Summary
The effects of non-pharmaceutical interventions on the COVID-19 pandemic are very difficult to evaluate. In particular, most studies on the issue fail to adequately take into account the fact that people voluntarily change their behavior in response to changes in epidemic conditions, which can reduce transmission independently of non-pharmaceutical interventions and confound the effect of non-pharmaceutical interventions.
Chernozhukov et al. (2021) is unusually mindful of this problem and the authors tried to control for the effect of voluntary behavioral changes. They found that, even when you take that into account, non-pharmaceutical interventions led to a substantial reduction in cases and deaths during the first wave in the US.
However, their conclusions rest on dubious assumptions, and are very sensitive to reasonable changes in the specification of the model. When the same analysis is performed on a broad range of plausible specifications of the model, none of the effects are robust. This is true even for their headline result about the effect of mandating face masks for employees of public-facing businesses.
Another reason to regard even this result as dubious is that, when the same analysis is performed to evaluate the effect of mandating face masks for everyone and not just employees of public-facing businesses, the effect totally disappears and is even positive in many specifications. The authors collected data on this broader policy, so they could have performed this analysis in the paper, but they failed to do so despite speculating in the paper that mandating face masks for everyone could have a much larger effect than just mandating them for employees.

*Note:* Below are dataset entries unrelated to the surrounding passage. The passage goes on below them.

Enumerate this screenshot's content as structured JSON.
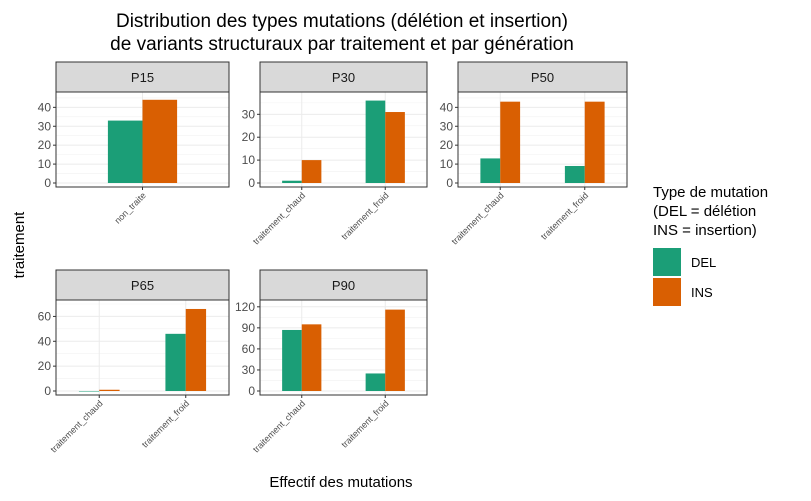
{
  "chart_data": {
    "type": "bar",
    "title_lines": [
      "Distribution des types mutations (délétion et insertion)",
      "de variants structuraux par traitement et par génération"
    ],
    "xlabel": "Effectif des mutations",
    "ylabel": "traitement",
    "legend": {
      "title_lines": [
        "Type de mutation",
        "(DEL = délétion",
        "INS = insertion)"
      ],
      "placement": "right",
      "entries": [
        {
          "name": "DEL",
          "color": "#1b9e77"
        },
        {
          "name": "INS",
          "color": "#d95f02"
        }
      ]
    },
    "grid": true,
    "panels": [
      {
        "label": "P15",
        "categories": [
          "non_traite"
        ],
        "ylim": [
          0,
          46
        ],
        "yticks": [
          0,
          10,
          20,
          30,
          40
        ],
        "series": [
          {
            "name": "DEL",
            "values": [
              33
            ]
          },
          {
            "name": "INS",
            "values": [
              44
            ]
          }
        ]
      },
      {
        "label": "P30",
        "categories": [
          "traitement_chaud",
          "traitement_froid"
        ],
        "ylim": [
          0,
          38
        ],
        "yticks": [
          0,
          10,
          20,
          30
        ],
        "series": [
          {
            "name": "DEL",
            "values": [
              1,
              36
            ]
          },
          {
            "name": "INS",
            "values": [
              10,
              31
            ]
          }
        ]
      },
      {
        "label": "P50",
        "categories": [
          "traitement_chaud",
          "traitement_froid"
        ],
        "ylim": [
          0,
          46
        ],
        "yticks": [
          0,
          10,
          20,
          30,
          40
        ],
        "series": [
          {
            "name": "DEL",
            "values": [
              13,
              9
            ]
          },
          {
            "name": "INS",
            "values": [
              43,
              43
            ]
          }
        ]
      },
      {
        "label": "P65",
        "categories": [
          "traitement_chaud",
          "traitement_froid"
        ],
        "ylim": [
          0,
          70
        ],
        "yticks": [
          0,
          20,
          40,
          60
        ],
        "series": [
          {
            "name": "DEL",
            "values": [
              0,
              46
            ]
          },
          {
            "name": "INS",
            "values": [
              1,
              66
            ]
          }
        ]
      },
      {
        "label": "P90",
        "categories": [
          "traitement_chaud",
          "traitement_froid"
        ],
        "ylim": [
          0,
          124
        ],
        "yticks": [
          0,
          30,
          60,
          90,
          120
        ],
        "series": [
          {
            "name": "DEL",
            "values": [
              87,
              25
            ]
          },
          {
            "name": "INS",
            "values": [
              95,
              116
            ]
          }
        ]
      }
    ]
  }
}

This suggests that something is wrong with the kind of model Chernozhukov et al. used to evaluate the effects of non-pharmaceutical interventions. In order to investigate this issue, I fit a much simpler version of this model on simulated data and find that, even in very favorable conditions, the model performs extremely poorly. I also show with placebo tests that it can easily find spurious effects. This is a problem not just for this particular study, but for any study that relies on that kind of model to study the effects of non-pharmaceutical interventions.
In the debate about lockdowns and other restrictions to slow down SARS-CoV-2’s spread, people on both sides like to cite studies that support their position. Indeed, whether you’re in favor of stringent restrictions or opposed to them, there is no shortage of studies that you can use to claim that your position is vindicated by science. To be sure, you mostly hear about pro-lockdown studies in the media, because journalists tend to be pro-lockdown, but there are plenty of studies whose conclusions vindicate the anti-lockdown side of the debate. As I explained in my case against lockdowns, most studies about the effect of non-pharmaceutical interventions fall roughly into 2 categories. First, you have studies that fit an epidemiological model, typically a compartmental model of some kind, on epidemic data. Non-pharmaceutical interventions are assumed by the model to affect transmission in a certain way and their effect is estimated by fitting the model on actual epidemic data. The other type of studies use econometric methods to estimate the association between non-pharmaceutical interventions and the growth rate of the epidemic or some related quantity such as R. They basically try to determine whether the epidemic grows more slowly when non-pharmaceutical interventions are in place.
The fundamental problem with the first kind of study is that, in order to use that approach, one has to make very strong mechanistic assumptions that at best one is not in a position to make and at worst are known to be false. Indeed, studies that fall in that category almost systematically assume that, until the herd immunity threshold is reached, only government interventions affect transmission, which is clearly false. If that were true, in the absence of government interventions, the epidemic would continue to grow until the herd immunity threshold is reached, at which point incidence would start to fall. But we have seen over and over that, even when R is much higher than 1 and the government doesn’t do anything more than it’s already doing, incidence peaks long before the herd immunity threshold is reached. There are several possible explanations for this phenomenon, which are usually not mutually exclusive, but my favorite is that, even in the absence of government interventions, people change their behavior in a way that reduces transmission when incidence starts blowing up. Of course, I’m not saying that people check incidence curves and adjust their behavior when they start climbing, but that people respond to various signals — the news is suddenly full of reports about hospitals filling up, people start hearing about friends and acquaintances who have been infected, etc. — that are correlated with rising incidence.